Era il mese di novembre 2004 e sulle pagine regionali de “il Quotidiano della Calabria”, scrivevo un articolo dal titolo “La Calabria che non c’è”. Oggi, con grande tristezza, mi accorgo che a distanza di poco più di cinque anni quelle mie umili riflessioni sono ancora valide ed attuali!
«La Calabria al centro dell’attenzione mediatica italiana, la Calabria come laboratorio politico, la Calabria come motivo di spartizione del potere nelle altre regioni, la Calabria infine come motivo di risveglio delle Associazioni e dei movimenti per essere presenti nel momento storico che si sta vivendo.
Ma la vera protagonista è “la Calabria che non c’è”, quella emarginata, quella che combatte contro i problemi quotidiani, quella che vede tutti i suoi sacrifici buttati al vento, tutti i risparmi di una vita andati in fumo, che vede i suoi figli partire in cerca di fortuna.
Questa Calabria non è rappresentata da nessuno, eppure esiste ed è l’anello forte del consenso elettorale, è quell’insieme di persone che può fare la differenza, ma che, al tempo stesso, nella debolezza e fragilità é facilmente ricattabile ed “acquistabile”.Non esiste un ceto definito…, non esiste una categoria definita; dal piccolo imprenditore che si scontra con una burocrazia imperante ed un accesso al credito paralizzante, al professionista che deve sottostare ai ricatti di quanti operano nei vari settori imprenditoriali, alla casalinga che deve stringere i denti per portare il menage familiare a fine mese, all’agricoltore che oltre alle intemperie ha come nemico chi consente che sul mercato ci sia il libero accesso della merce che egli stesso produce ma che proviene da altri stati ed a prezzi più bassi, allo studente, che per non essere considerato inferiore al target che la pubblicità e la moda impongono, entra nel giro vizioso della malavita e brucia i suoi migliori anni, infine , a quanti debbono sottostare al mobbing sul posto di lavoro per non perdere quell’unica fonte di sostentamento per sé e la propria famiglia.
Questa è la “Calabria che non c’è”, che non siede al tavolo delle trattative, che non ha delegati, che non ha la forza di gridare perché è soffocata dal bisogno, una Calabria senza voce e senza più speranze, una Calabria senza sogni e senza futuro. Una Calabria di ieri e di oggi! Il domani potrebbe essere diverso se solo si desse la reale dimostrazione che si vogliono cambiare le cose. Non bastano le buone intenzioni ed i buoni propositi, non sono sufficienti gli slogan, occorre avere il coraggio di denunciare pubblicamente quello che non va e bisogna stare vicini e sostenere quanti hanno il coraggio di farlo.
Le Istituzioni per prime, i partiti a seguire.

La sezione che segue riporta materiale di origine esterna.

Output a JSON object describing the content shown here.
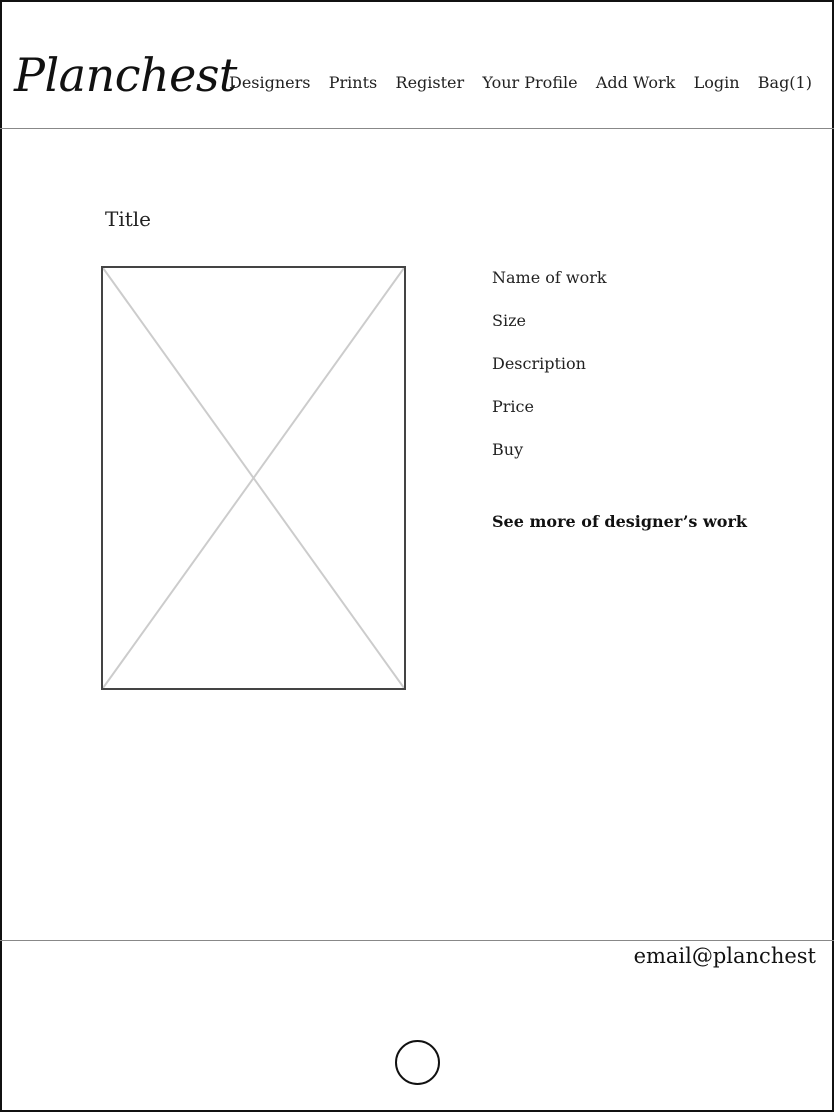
{
  "header": {
    "logo": "Planchest",
    "nav": [
      "Designers",
      "Prints",
      "Register",
      "Your Profile",
      "Add Work",
      "Login",
      "Bag(1)"
    ]
  },
  "main": {
    "title": "Title",
    "details": {
      "name": "Name of work",
      "size": "Size",
      "description": "Description",
      "price": "Price",
      "buy": "Buy"
    },
    "see_more": "See more of designer’s work"
  },
  "footer": {
    "email": "email@planchest"
  },
  "colors": {
    "border": "#111111",
    "divider": "#888888",
    "placeholder_cross": "#cccccc"
  }
}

Bisogna cominciare ad estirpare platealmente e pubblicamente i mali di questa società: il capo ufficio che esercita il mobbing deve essere licenziato, il tecnico comunale che chiede tangenti per l’approvazione dei progetti deve essere rimosso dall’incarico, la banca che non vuole agevolare la crescita della Regione deve essere messa nelle condizioni di chiudere gli sportelli affinché non usufruisca ulteriormente dei vantaggi ad essa derivanti e così via. Bisogna avere il coraggio di riazzerare i ruoli, di guardare con attenzione ad ogni singolo ed alla sua comunità, non bisogna generalizzare i problemi ma bisogna guardarli nel loro contesto più intimo. La Calabria è varia e diversa e purtroppo le commistioni con quanto c’è di negativo sono reali e percepibili quotidianamente. Bisogna tenerne in debito conto ed operare allo sradicamento culturale di certe concezioni, ma soprattutto bisogna lavorare per creare l’alternativa vera alla risoluzione delle problematiche: non è sufficiente creare un fondo di sostentamento per i giovani neo laureati affinché restino in Calabria, il giovane deve essere realmente inserito in un contesto lavorativo attraverso la creazione di strutture sul territorio che incentivino la ricerca e le aspettative occupazionali; non basta condannare il lavoro nero, bisogna aiutare quelle braccianti che in questi giorni raccolgono le olive e che nel resto dell’anno sono sempre sotto la tutela dei “caporali” affinché godano dei diritti che sono loro negati da quanti percepiscono i benefici senza aver mai toccato la terra. Solo se si lavorerà in questa direzione si potranno cambiare le cose, solo se ci si occuperà dei problemi veri a cominciare da quelli primari, si potrà sperare in un futuro diverso. Solo dando voce alla “Calabria che non c’è” si può ridurre il gap dell’omertà e si può dare una nuova energia alla nostra Regione».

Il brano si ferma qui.